1. 下記コマンドでDDBJ(公開データベース)からSARファイルをMacのDownloadsフォルダにダウンロードします。

for i in `seq 80 85`; do prefetch -p DRR3215$i --output-file ./Users/user/Downloads/DRR3215$i.sra ;done

2. 下記コマンドで,fasterq-dumpを用いてダウンロードしたSARファイルからFastqファイルを作成します。

水棲昆虫の手順と差別化するために,作成されたFastqファイルは01fastqgzフォルダに格納されるように設定します。

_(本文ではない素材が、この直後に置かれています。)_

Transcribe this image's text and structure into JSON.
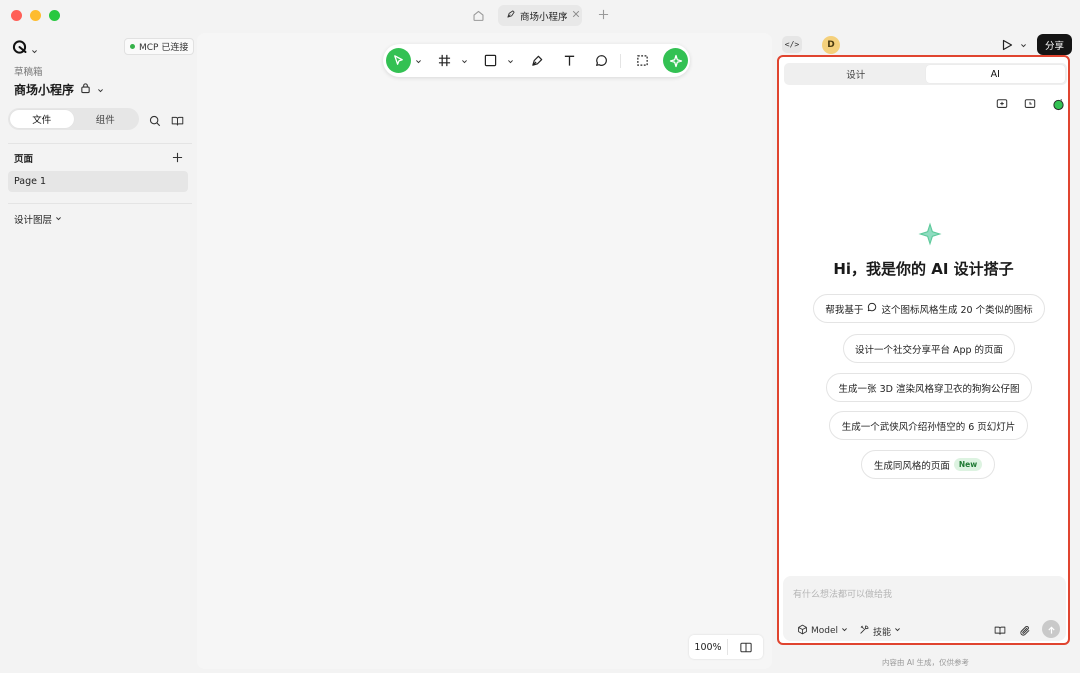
{
  "colors": {
    "accent_green": "#33c153",
    "traffic_red": "#ff5f57",
    "traffic_yellow": "#febc2e",
    "traffic_green": "#28c840",
    "highlight_border": "#e0442f",
    "mcp_status": "#36b24a"
  },
  "titlebar": {
    "home_icon": "home-icon",
    "tab_title": "商场小程序",
    "tab_icon": "pen-tool-icon",
    "tab_close_icon": "close-icon",
    "add_tab_icon": "plus-icon"
  },
  "sidebar": {
    "logo_icon": "app-logo-icon",
    "mcp_status": "MCP 已连接",
    "draft_label": "草稿箱",
    "project_name": "商场小程序",
    "tabs": [
      {
        "label": "文件",
        "active": true
      },
      {
        "label": "组件",
        "active": false
      }
    ],
    "pages_title": "页面",
    "pages": [
      {
        "label": "Page 1",
        "selected": true
      }
    ],
    "layers_title": "设计图层"
  },
  "toolbar": {
    "tools": [
      {
        "name": "select",
        "icon": "cursor-arrow-icon",
        "active": true
      },
      {
        "name": "frame",
        "icon": "frame-hash-icon"
      },
      {
        "name": "rectangle",
        "icon": "square-icon"
      },
      {
        "name": "pen",
        "icon": "pen-nib-icon"
      },
      {
        "name": "text",
        "icon": "text-t-icon"
      },
      {
        "name": "comment",
        "icon": "speech-bubble-icon"
      },
      {
        "name": "crop",
        "icon": "dashed-select-icon"
      },
      {
        "name": "ai",
        "icon": "sparkle-icon"
      }
    ]
  },
  "canvas": {
    "zoom": "100%"
  },
  "header": {
    "code_label": "</>",
    "avatar_initial": "D",
    "share_label": "分享"
  },
  "panel": {
    "tabs": [
      {
        "label": "设计",
        "active": false
      },
      {
        "label": "AI",
        "active": true
      }
    ],
    "hero_title": "Hi，我是你的 AI 设计搭子",
    "suggestions": [
      {
        "before": "帮我基于",
        "after": "这个图标风格生成 20 个类似的图标",
        "has_icon": true
      },
      {
        "text": "设计一个社交分享平台 App 的页面"
      },
      {
        "text": "生成一张 3D 渲染风格穿卫衣的狗狗公仔图"
      },
      {
        "text": "生成一个武侠风介绍孙悟空的 6 页幻灯片"
      },
      {
        "text": "生成同风格的页面",
        "badge": "New"
      }
    ],
    "chat": {
      "placeholder": "有什么想法都可以做给我",
      "model_label": "Model",
      "skill_label": "技能"
    },
    "disclaimer": "内容由 AI 生成，仅供参考"
  }
}
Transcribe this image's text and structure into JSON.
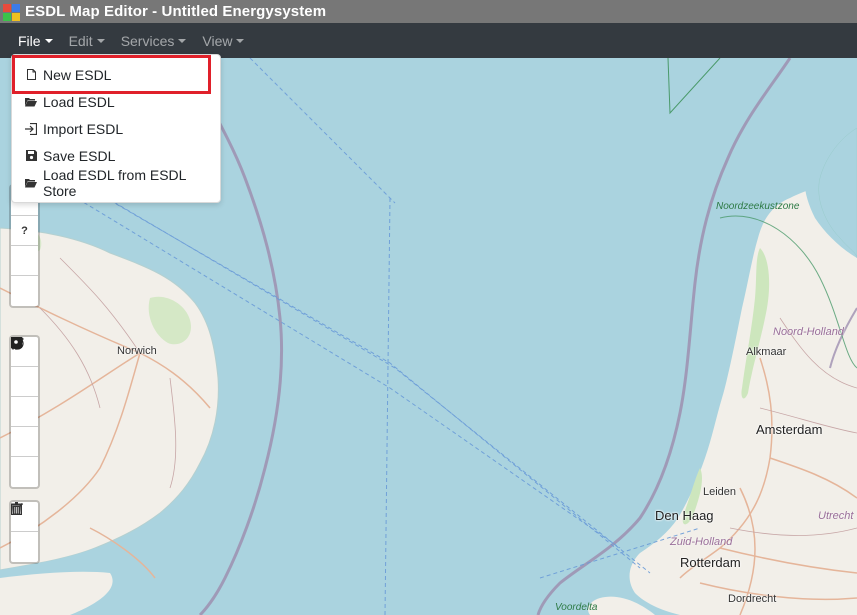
{
  "window": {
    "title": "ESDL Map Editor - Untitled Energysystem",
    "icon": "esdl-app-icon"
  },
  "menubar": {
    "items": [
      {
        "label": "File",
        "active": true
      },
      {
        "label": "Edit",
        "active": false
      },
      {
        "label": "Services",
        "active": false
      },
      {
        "label": "View",
        "active": false
      }
    ]
  },
  "file_menu": {
    "items": [
      {
        "label": "New ESDL",
        "icon": "file-icon",
        "highlighted": true
      },
      {
        "label": "Load ESDL",
        "icon": "folder-open-icon"
      },
      {
        "label": "Import ESDL",
        "icon": "import-icon"
      },
      {
        "label": "Save ESDL",
        "icon": "save-icon"
      },
      {
        "label": "Load ESDL from ESDL Store",
        "icon": "folder-open-icon"
      }
    ],
    "highlight_color": "#e0202a"
  },
  "toolbar": {
    "group1": [
      "table-icon",
      "help-icon",
      "play-circle-icon",
      "grid-icon"
    ],
    "group1_help_glyph": "?",
    "group2": [
      "draw-polyline-icon",
      "draw-polygon-icon",
      "draw-rectangle-icon",
      "draw-marker-icon",
      "draw-circle-icon"
    ],
    "group3": [
      "edit-layers-icon",
      "delete-layers-icon"
    ]
  },
  "map": {
    "labels": {
      "norwich": "Norwich",
      "noordzeekustzone": "Noordzeekustzone",
      "noord_holland": "Noord-Holland",
      "alkmaar": "Alkmaar",
      "amsterdam": "Amsterdam",
      "leiden": "Leiden",
      "den_haag": "Den Haag",
      "zuid_holland": "Zuid-Holland",
      "utrecht": "Utrecht",
      "rotterdam": "Rotterdam",
      "voordelta": "Voordelta",
      "dordrecht": "Dordrecht"
    },
    "colors": {
      "sea": "#aad3df",
      "land": "#f2efe9",
      "border": "#9e8fb0"
    }
  }
}
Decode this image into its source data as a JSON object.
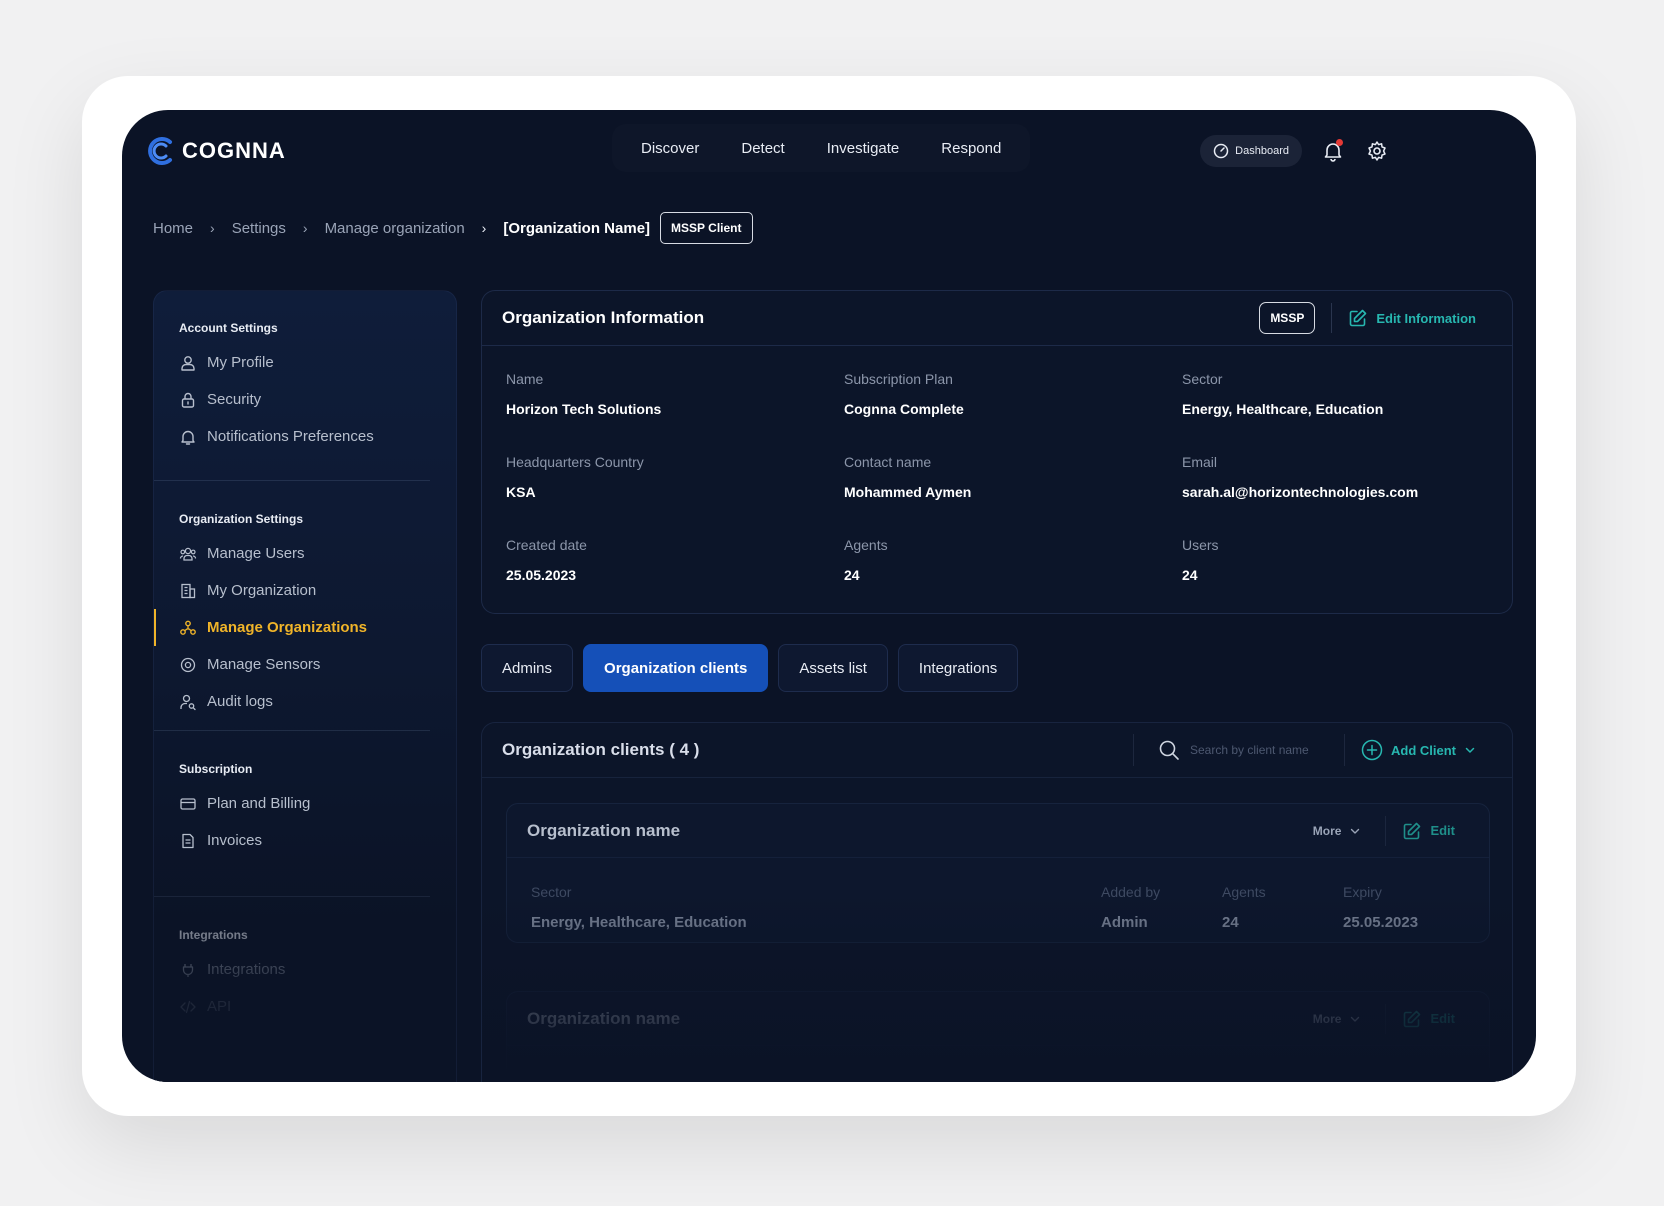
{
  "brand": {
    "name": "COGNNA"
  },
  "topnav": [
    "Discover",
    "Detect",
    "Investigate",
    "Respond"
  ],
  "header": {
    "dashboard_label": "Dashboard"
  },
  "breadcrumb": {
    "items": [
      "Home",
      "Settings",
      "Manage organization"
    ],
    "current": "[Organization Name]",
    "badge": "MSSP Client"
  },
  "sidebar": {
    "account_title": "Account Settings",
    "account_items": [
      "My Profile",
      "Security",
      "Notifications Preferences"
    ],
    "org_title": "Organization Settings",
    "org_items": [
      "Manage Users",
      "My Organization",
      "Manage Organizations",
      "Manage Sensors",
      "Audit logs"
    ],
    "subscription_title": "Subscription",
    "subscription_items": [
      "Plan and Billing",
      "Invoices"
    ],
    "integrations_title": "Integrations",
    "integrations_items": [
      "Integrations",
      "API"
    ]
  },
  "org_info": {
    "title": "Organization Information",
    "tag": "MSSP",
    "edit_label": "Edit Information",
    "fields": [
      {
        "label": "Name",
        "value": "Horizon Tech Solutions"
      },
      {
        "label": "Subscription Plan",
        "value": "Cognna Complete"
      },
      {
        "label": "Sector",
        "value": "Energy, Healthcare, Education"
      },
      {
        "label": "Headquarters Country",
        "value": "KSA"
      },
      {
        "label": "Contact name",
        "value": "Mohammed Aymen"
      },
      {
        "label": "Email",
        "value": "sarah.al@horizontechnologies.com"
      },
      {
        "label": "Created date",
        "value": "25.05.2023"
      },
      {
        "label": "Agents",
        "value": "24"
      },
      {
        "label": "Users",
        "value": "24"
      }
    ]
  },
  "tabs": [
    "Admins",
    "Organization clients",
    "Assets list",
    "Integrations"
  ],
  "clients": {
    "title": "Organization clients ( 4 )",
    "search_placeholder": "Search by client name",
    "add_label": "Add Client",
    "cards": [
      {
        "title": "Organization name",
        "more_label": "More",
        "edit_label": "Edit",
        "sector_label": "Sector",
        "sector": "Energy, Healthcare, Education",
        "added_by_label": "Added by",
        "added_by": "Admin",
        "agents_label": "Agents",
        "agents": "24",
        "expiry_label": "Expiry",
        "expiry": "25.05.2023"
      },
      {
        "title": "Organization name",
        "more_label": "More",
        "edit_label": "Edit"
      }
    ]
  },
  "colors": {
    "background": "#0b1326",
    "accent": "#1550b8",
    "active_nav": "#f0b429",
    "link": "#27b7b0",
    "notification": "#e53935"
  }
}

for i in `seq 80 85` ; do fasterq-dump -e 24 ./Users/user/Downloads/DRR3215$i.sra --outdir ./Users/user/Downloads/01fastqgz/ ;done

3. 下記コマンドでfastqファイルを圧縮しておきます。

pigz ./Users/user/Downloads/01fastqgz/*.fastq

4. renameパッケージを使ってファイル名を変更しておきます。

rename -e 's/_1/_R1/g' ./Users/user/Downloads/01fastqgz/*_1.fastq.gz
rename -e 's/_2/_R2/g' ./Users/user/Downloads/01fastqgz/*_2.fastq.gz

これで,魚類用の配列データの準備は完了です。

最後に

メタバーコーディング解析の解説用のテストデータを準備しました。

手元にデータがない方は,この記事を参考にテストデータを準備してみてください。

データがある方はご自身のデータを活用して解析してみましょう。

次回はQiime2を使った前処理(プライマー・キメラ配列の除去など)の手順を解説していきます。